The expense of transporting these friends was very heavy, amounting in the aggregate to six hundred pounds, as we learn by opening Allerton’s charge roll.[574] Nor was this all; destitute and homeless, they had to be maintained the better part of fifteen months before they were able to stand on their own feet, and pay their way. They had no harvest of their own to reap. Land was given them and block-houses were run up for their shelter. Then they planted “against the coming of another season.”[575] The Pilgrims, though already overloaded with debt, did not grudge this large addition to the budget of expense, but showed herein “a rare example of brotherly love and Christian care;” for Bradford says that “even thus they were, for the most part, both welcome and useful, as they feared God and were sober livers.”[576]
But if the devout colonists of the Plymouth slope were “sober livers,” all their neighbors were not.
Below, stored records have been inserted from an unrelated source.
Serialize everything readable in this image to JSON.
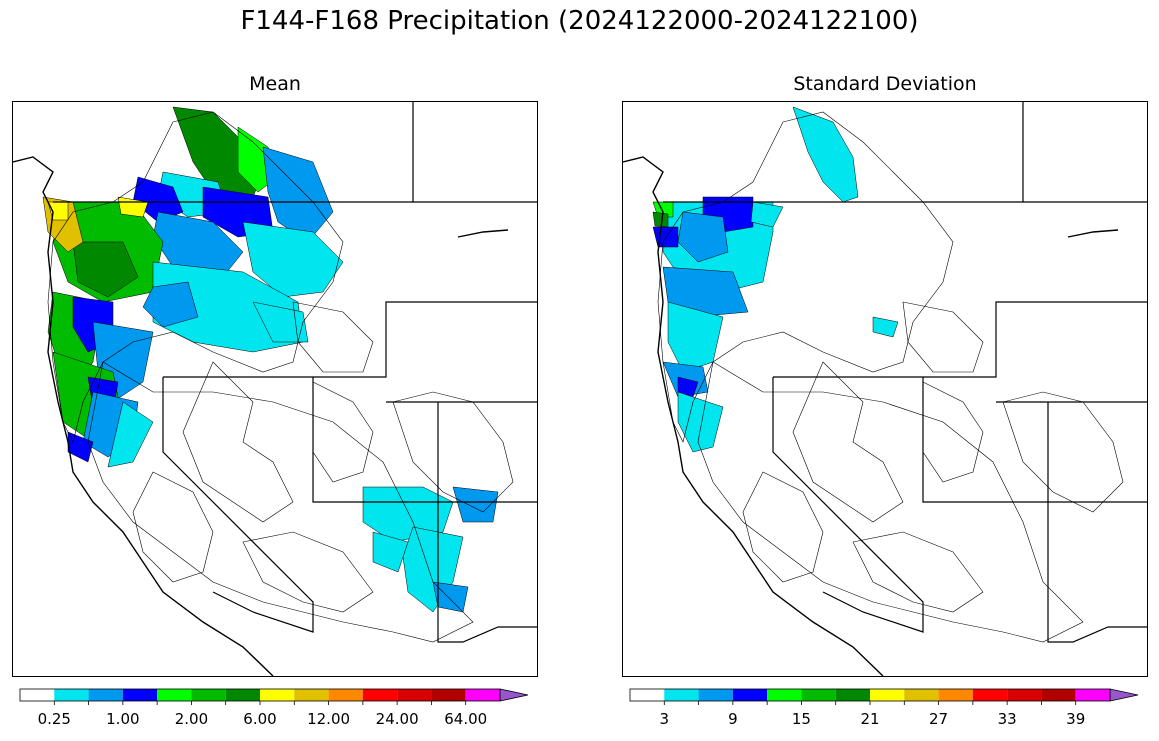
{
  "title": "F144-F168 Precipitation (2024122000-2024122100)",
  "panels": [
    {
      "id": "mean",
      "title": "Mean"
    },
    {
      "id": "std",
      "title": "Standard Deviation"
    }
  ],
  "colorbar_mean": {
    "colors": [
      "#ffffff",
      "#00e5ee",
      "#0099f0",
      "#0000ff",
      "#00ff00",
      "#00bb00",
      "#008800",
      "#ffff00",
      "#e0c000",
      "#ff8800",
      "#ff0000",
      "#d80000",
      "#b00000",
      "#ff00ff",
      "#9955cc"
    ],
    "tick_labels": [
      "0.25",
      "1.00",
      "2.00",
      "6.00",
      "12.00",
      "24.00",
      "64.00"
    ]
  },
  "colorbar_std": {
    "colors": [
      "#ffffff",
      "#00e5ee",
      "#0099f0",
      "#0000ff",
      "#00ff00",
      "#00bb00",
      "#008800",
      "#ffff00",
      "#e0c000",
      "#ff8800",
      "#ff0000",
      "#d80000",
      "#b00000",
      "#ff00ff",
      "#9955cc"
    ],
    "tick_labels": [
      "3",
      "9",
      "15",
      "21",
      "27",
      "33",
      "39"
    ]
  }
}
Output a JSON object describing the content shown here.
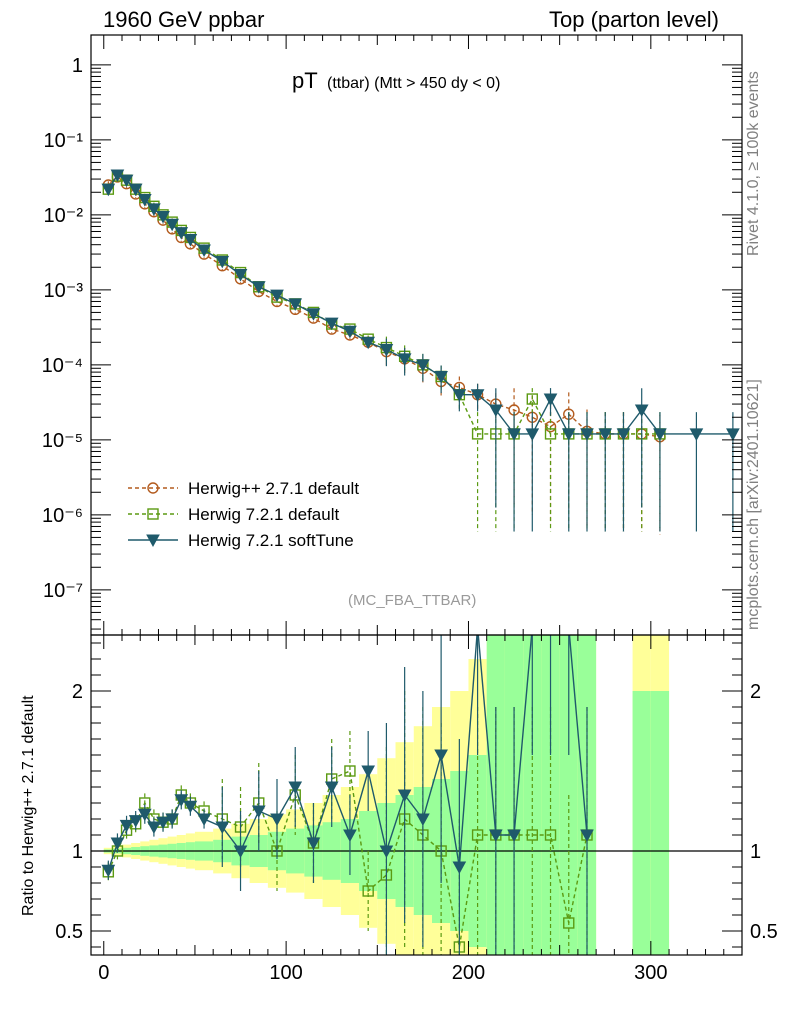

It seems that some years before this time, perhaps in 1625, perhaps a twelvemonth earlier, an English Captain Wollaston, inoculated with the general rage for planting settlements, had attempted to drop one on that rocky height near Boston bay which still bears his name.[577] Like the foolish architect in the Bible, he built on a sandy foundation, though his colony was bottomed on a rock—so strange are the paradoxes of this mortal life. “Not finding things to answer his expectations,” he did not tarry long in his eyry, but pressed on into Virginia with a portion of his emigrants, intending soon to return for the rest.[578] So much for the intention. But in his absence one of his followers, Thomas Morton, “who had been a kind of pettifogger, of Fernival’s Inn,” London, and was now broken down into an uneasy bloat, ripe for mischief, obtained an ascendency over the waiting colonists, and thereby assumed control. “Then,” says the old recitor, “they fell into great licentiousness of life, in all profaneness, Morton becoming lord of misrule, and maintaining, as it were, a school of atheism. Having gotten some goods into their hands by much trading with the Indians, they spent all vainly in quaffing both wine and stronger liquors in great excess—as some have reported, as much as ten pounds’ worth of a morning. They also set up a May-pole, and danced and drank around it, frisking about like so many fairies, or furies rather: and worse practices they had, as if they sought anew to revive and celebrate the obscene feast of the Roman goddess Flora, or the beastly practices of the mad Bacchanalians. Morton pretended withal to be a poet, and composing sundry rhymes and loose verses, some tending to lasciviousness and others to detraction and scandal, he affixed these to his idle, or idol, May-pole. The name of the height was changed; it was called ‘Merry-Mount,’ as if this jollity would have been perpetual.